The view of sex from this perspective is still prominent in modern times. In the 2013 UNFPA study, 41 percent of men and 33 percent of women surveyed in China believed that “a woman cannot refuse to have sex with her husband.” Furthermore, almost 24 percent of men and 26 percent of women surveyed agreed that “if a man has paid bride price for his wife, he owns her.” These polls reveal the enduring power of patriarchal beliefs, in part tied to Confucianism, that men are justified in dominating their wives, especially with regard to sex. These beliefs not only justify marital rape in theory but also encourage it in practice: 86 percent of men who have raped women cited their conviction that they had the “right to have sex even by force” as a motive.
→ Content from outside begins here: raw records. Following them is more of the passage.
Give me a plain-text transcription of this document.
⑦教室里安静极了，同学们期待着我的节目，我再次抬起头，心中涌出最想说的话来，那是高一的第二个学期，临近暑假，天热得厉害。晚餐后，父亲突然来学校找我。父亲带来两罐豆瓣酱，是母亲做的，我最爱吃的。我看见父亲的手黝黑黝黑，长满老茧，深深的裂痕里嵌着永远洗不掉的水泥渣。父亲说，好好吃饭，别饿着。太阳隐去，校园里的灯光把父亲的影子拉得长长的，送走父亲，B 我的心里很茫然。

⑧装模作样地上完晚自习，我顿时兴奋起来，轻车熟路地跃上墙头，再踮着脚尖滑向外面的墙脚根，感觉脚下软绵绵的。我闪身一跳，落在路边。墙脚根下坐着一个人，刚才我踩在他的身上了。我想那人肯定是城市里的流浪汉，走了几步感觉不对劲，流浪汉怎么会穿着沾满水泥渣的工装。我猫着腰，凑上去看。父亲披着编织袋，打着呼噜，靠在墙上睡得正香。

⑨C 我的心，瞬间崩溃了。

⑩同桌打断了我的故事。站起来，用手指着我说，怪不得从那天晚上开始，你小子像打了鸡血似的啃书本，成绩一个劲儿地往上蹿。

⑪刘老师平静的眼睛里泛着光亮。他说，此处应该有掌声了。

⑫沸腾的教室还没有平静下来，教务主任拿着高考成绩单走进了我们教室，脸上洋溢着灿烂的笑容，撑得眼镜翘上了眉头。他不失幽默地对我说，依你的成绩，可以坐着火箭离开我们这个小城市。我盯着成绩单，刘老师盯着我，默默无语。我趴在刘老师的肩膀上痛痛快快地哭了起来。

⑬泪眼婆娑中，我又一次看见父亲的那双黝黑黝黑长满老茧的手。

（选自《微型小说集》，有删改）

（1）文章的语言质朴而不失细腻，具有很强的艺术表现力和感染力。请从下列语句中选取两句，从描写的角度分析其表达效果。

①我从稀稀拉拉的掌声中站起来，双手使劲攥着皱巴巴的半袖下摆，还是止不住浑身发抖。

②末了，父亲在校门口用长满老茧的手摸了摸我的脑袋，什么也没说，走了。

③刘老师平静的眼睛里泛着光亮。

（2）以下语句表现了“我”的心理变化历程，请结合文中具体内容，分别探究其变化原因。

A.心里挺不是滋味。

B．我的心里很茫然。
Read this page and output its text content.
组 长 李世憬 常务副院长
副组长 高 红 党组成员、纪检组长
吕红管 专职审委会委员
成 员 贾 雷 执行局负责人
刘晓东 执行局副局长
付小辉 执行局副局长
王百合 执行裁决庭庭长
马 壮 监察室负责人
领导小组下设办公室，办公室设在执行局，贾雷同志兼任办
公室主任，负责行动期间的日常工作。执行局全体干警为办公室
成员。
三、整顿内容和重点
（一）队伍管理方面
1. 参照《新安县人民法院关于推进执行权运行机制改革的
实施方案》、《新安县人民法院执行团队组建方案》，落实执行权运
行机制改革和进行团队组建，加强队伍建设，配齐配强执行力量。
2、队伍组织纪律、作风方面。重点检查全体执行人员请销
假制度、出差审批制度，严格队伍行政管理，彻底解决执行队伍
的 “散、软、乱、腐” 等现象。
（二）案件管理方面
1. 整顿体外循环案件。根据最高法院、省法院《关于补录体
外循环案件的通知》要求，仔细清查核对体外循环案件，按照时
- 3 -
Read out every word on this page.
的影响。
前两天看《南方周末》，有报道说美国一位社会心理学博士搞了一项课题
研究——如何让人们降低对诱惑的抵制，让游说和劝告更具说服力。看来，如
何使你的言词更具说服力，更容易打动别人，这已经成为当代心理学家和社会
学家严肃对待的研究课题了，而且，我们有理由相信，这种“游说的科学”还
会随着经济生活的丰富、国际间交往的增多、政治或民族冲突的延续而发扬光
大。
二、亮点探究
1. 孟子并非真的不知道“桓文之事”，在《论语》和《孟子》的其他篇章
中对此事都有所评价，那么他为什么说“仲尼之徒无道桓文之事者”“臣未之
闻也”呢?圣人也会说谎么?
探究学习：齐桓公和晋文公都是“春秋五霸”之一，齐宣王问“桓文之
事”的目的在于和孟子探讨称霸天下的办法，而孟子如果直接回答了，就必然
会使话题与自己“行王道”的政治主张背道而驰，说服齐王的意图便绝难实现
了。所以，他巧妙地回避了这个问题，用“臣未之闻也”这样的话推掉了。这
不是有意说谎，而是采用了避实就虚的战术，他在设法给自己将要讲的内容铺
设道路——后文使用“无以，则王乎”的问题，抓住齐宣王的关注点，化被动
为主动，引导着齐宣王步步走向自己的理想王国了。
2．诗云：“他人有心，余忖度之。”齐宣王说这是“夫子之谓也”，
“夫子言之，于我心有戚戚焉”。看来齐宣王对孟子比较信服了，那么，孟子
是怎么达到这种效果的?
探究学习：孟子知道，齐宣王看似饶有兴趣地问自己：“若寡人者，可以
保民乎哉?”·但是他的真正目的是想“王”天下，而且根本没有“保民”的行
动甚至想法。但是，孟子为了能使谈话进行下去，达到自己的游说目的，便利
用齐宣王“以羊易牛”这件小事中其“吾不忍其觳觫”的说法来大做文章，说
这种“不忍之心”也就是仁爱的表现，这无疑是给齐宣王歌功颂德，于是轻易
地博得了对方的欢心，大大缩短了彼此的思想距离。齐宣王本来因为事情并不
These misogynistic attitudes, combined with the cultural value placed upon family unity, hinder wives from reporting or even sharing their experiences of abuse. The Confucian emphasis placed upon household harmony means that family discord is considered catastrophic since it disrupts societal order. In order to avoid disunity, all members of the family, particularly women, are expected to make individual sacrifices for the benefit of the collective. For wives of abusive husbands, this can mean choosing not to report violence or pursue an official protective order against their abuser for the sake of their families.
Even in the rare instances in which women do come forward, their voices are often silenced by law enforcement officers who uphold the idea that intimate partner violence belongs in the private realm. For example, after 23-year-old Ah Lian was beaten and raped by her husband, she was told by police officers to “just work it out” with him. Disturbingly, her experience is not uncommon: Police and judges regularly brush off claims of spousal violence, encouraging women to return to their husbands to preserve their marriages and families. As a result, protection orders are infrequently granted or enforced.
The prevalence and persistence of cultural attitudes rationalizing violence against women and silencing their stories clearly demonstrate that legal changes will not be a panacea for rape and sexual assault within marriage. Rather, addressing this epidemic will require widespread, long-term cultural changes that move China away from its patriarchal roots towards a more egalitarian future. Still, legal recognition of marital sexual violence as a crime is nonetheless a necessary first step towards achieving this future; Chinese women are more likely to experience rape by intimate partners than other perpetrators, so sexual violence legislation should reflect this reality. Criminalization would provide a legal basis that would enable women to seek safety from abusive partners. At the same time, it would send a social signal that women do not renounce their rights to autonomy, respect, and human dignity when they enter marriage.